The coordinate axes of the reference frame S′ remain parallel to those of S, as S′ moves away from S at a constant velocity →vSS′=(4.0ˆi+3.0ˆj+5.0ˆk)m/s. (a) If at time t = 0 the origins coincide, what is the position of the origin O′ in the S frame as a function of time?
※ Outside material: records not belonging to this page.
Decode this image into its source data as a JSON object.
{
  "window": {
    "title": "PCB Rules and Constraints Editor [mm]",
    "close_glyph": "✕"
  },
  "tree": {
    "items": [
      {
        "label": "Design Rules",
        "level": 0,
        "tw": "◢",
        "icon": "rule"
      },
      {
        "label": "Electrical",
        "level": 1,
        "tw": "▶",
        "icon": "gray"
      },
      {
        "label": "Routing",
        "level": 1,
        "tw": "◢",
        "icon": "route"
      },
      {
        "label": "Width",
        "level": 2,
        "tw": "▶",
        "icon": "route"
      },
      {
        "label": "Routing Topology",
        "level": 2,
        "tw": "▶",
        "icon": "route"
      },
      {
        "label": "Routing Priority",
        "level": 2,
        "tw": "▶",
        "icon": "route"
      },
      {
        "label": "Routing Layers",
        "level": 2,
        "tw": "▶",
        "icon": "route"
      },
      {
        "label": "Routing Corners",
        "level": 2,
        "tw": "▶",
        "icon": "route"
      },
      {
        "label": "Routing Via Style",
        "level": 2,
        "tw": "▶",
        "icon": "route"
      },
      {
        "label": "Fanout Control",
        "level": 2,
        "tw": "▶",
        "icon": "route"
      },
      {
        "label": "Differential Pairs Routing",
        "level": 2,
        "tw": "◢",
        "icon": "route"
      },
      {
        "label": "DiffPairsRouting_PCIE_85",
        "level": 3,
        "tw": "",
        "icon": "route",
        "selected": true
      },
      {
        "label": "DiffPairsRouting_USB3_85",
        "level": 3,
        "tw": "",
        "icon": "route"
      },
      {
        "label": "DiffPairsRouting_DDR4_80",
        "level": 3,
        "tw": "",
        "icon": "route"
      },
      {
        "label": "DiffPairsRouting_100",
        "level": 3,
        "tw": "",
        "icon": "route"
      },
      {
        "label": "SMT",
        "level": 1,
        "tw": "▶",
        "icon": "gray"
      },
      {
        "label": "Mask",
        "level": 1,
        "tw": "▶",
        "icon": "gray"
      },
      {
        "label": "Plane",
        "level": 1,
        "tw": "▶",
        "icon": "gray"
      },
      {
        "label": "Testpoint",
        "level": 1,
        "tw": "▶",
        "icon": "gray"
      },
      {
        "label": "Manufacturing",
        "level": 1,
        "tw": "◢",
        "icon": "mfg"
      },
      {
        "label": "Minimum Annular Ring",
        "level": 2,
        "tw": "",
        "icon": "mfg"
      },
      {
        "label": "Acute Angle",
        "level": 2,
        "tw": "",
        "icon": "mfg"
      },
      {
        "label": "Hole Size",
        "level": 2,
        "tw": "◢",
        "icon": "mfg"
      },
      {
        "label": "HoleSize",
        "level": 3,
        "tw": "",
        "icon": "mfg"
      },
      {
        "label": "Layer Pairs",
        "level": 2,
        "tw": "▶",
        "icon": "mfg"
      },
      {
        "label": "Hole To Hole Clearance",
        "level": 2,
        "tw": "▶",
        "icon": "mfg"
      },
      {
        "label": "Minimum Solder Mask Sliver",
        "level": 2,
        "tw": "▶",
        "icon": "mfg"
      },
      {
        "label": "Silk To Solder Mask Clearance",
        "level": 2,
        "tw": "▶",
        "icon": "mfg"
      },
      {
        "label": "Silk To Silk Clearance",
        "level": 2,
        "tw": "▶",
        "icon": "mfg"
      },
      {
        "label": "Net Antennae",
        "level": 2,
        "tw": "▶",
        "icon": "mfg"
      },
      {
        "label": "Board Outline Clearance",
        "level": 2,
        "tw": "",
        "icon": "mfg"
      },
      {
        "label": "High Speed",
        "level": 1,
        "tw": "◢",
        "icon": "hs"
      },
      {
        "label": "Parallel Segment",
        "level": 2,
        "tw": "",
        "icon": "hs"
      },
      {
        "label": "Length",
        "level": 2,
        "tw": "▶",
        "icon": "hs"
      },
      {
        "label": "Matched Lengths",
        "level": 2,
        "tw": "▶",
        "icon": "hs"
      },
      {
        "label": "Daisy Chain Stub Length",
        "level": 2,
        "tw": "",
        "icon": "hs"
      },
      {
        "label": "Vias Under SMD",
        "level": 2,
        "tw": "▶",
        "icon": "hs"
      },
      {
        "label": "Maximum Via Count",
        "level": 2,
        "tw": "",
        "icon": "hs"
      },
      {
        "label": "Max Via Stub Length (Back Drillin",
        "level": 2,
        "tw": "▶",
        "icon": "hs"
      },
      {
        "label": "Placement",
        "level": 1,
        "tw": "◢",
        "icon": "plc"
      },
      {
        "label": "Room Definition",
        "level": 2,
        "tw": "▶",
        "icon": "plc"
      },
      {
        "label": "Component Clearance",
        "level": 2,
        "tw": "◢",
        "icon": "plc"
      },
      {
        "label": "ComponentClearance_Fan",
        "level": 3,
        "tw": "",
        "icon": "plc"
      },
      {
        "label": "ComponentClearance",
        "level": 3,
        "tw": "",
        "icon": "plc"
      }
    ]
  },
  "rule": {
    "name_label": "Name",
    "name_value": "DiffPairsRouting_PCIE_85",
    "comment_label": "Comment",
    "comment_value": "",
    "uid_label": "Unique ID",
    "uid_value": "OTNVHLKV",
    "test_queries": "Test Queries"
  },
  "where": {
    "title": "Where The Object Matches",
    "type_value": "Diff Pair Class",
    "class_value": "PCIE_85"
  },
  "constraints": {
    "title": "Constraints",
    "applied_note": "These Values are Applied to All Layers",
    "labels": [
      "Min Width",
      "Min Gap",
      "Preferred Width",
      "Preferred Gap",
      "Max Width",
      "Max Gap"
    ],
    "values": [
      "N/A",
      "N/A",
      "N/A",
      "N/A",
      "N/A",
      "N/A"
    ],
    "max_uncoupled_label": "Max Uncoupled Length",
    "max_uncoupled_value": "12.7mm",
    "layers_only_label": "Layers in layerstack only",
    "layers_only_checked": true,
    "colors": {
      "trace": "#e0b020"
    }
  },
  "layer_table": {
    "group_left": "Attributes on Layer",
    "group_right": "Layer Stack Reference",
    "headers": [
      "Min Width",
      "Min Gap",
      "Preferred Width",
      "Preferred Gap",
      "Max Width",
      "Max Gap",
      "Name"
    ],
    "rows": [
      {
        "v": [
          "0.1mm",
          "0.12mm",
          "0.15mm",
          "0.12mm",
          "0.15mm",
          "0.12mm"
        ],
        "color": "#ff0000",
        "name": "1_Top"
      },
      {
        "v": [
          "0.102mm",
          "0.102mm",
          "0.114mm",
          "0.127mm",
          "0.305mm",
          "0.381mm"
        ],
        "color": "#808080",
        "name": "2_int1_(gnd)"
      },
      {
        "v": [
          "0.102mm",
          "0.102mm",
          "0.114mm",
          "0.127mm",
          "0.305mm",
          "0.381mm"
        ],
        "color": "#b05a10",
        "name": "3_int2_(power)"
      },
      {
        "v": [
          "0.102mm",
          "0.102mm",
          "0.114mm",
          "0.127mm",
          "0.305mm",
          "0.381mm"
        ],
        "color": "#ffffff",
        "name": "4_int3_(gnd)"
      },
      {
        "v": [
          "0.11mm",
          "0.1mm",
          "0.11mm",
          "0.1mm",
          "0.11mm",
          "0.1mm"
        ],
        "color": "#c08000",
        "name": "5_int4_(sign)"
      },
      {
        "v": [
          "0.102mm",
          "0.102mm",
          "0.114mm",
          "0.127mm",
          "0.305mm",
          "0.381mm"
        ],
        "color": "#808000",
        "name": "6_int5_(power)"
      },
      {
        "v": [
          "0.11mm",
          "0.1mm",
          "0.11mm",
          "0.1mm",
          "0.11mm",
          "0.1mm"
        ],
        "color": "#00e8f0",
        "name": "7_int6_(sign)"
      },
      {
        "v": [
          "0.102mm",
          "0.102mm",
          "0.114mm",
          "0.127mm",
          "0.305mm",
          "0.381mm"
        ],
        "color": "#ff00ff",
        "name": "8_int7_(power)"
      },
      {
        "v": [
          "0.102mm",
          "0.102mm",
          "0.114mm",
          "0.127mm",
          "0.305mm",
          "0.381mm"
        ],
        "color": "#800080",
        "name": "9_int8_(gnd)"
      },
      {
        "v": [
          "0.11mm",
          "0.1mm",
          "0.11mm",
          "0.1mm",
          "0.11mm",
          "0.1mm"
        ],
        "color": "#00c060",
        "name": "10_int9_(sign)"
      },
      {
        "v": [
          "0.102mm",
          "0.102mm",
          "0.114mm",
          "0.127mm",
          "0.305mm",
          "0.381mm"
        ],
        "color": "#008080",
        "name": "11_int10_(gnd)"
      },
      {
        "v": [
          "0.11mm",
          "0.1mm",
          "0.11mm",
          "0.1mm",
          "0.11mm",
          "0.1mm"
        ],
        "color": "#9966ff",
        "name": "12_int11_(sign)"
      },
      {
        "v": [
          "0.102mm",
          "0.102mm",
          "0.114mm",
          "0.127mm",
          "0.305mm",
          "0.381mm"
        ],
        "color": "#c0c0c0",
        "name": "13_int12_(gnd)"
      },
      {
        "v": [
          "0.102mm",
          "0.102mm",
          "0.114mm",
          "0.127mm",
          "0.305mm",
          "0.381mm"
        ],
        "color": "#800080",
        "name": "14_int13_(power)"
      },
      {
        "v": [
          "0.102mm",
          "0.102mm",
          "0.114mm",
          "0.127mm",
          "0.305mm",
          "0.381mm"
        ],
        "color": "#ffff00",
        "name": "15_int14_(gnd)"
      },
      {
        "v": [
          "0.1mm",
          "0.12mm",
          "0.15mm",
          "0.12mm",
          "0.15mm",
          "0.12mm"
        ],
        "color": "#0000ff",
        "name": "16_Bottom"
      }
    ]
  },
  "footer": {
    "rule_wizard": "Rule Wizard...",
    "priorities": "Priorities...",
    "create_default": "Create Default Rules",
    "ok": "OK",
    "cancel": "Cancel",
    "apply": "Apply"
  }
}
a) →r(t) = (4tˆi + 3tˆj + 5tˆk)m
b) →r(t) = (4tˆi + 3tˆj + 5tˆk)m/s
c) →r(t) = (4tˆi + 3tˆj + 5tˆk)m/s²
d) →r(t) = (4tˆi + 3tˆj + 5tˆk)km/s

Answer 1

The position of the origin O' of reference frame S' in reference frame S, as it moves away at a constant velocity, is described by the position vector →r(t) = (4tˆi + 3tˆj + 5tˆk)m.

Step-by-step explanation:

The student's question revolves around basic concepts of kinematics in classical mechanics, specifically within the context of different reference frames. When reference frame S' moves away from reference frame S at a constant velocity, the position of the origin O' in the S frame as a function of time can be described by the equation:

→r(t) = (4tˆi + 3tˆj + 5tˆk)m

This follows from integrating the constant velocity vector over time, where the components of the velocity are multiplied by the time to provide the displacements along the respective axes. The position function is linear with respect to time, indicating there is no acceleration involved and that speed is constant.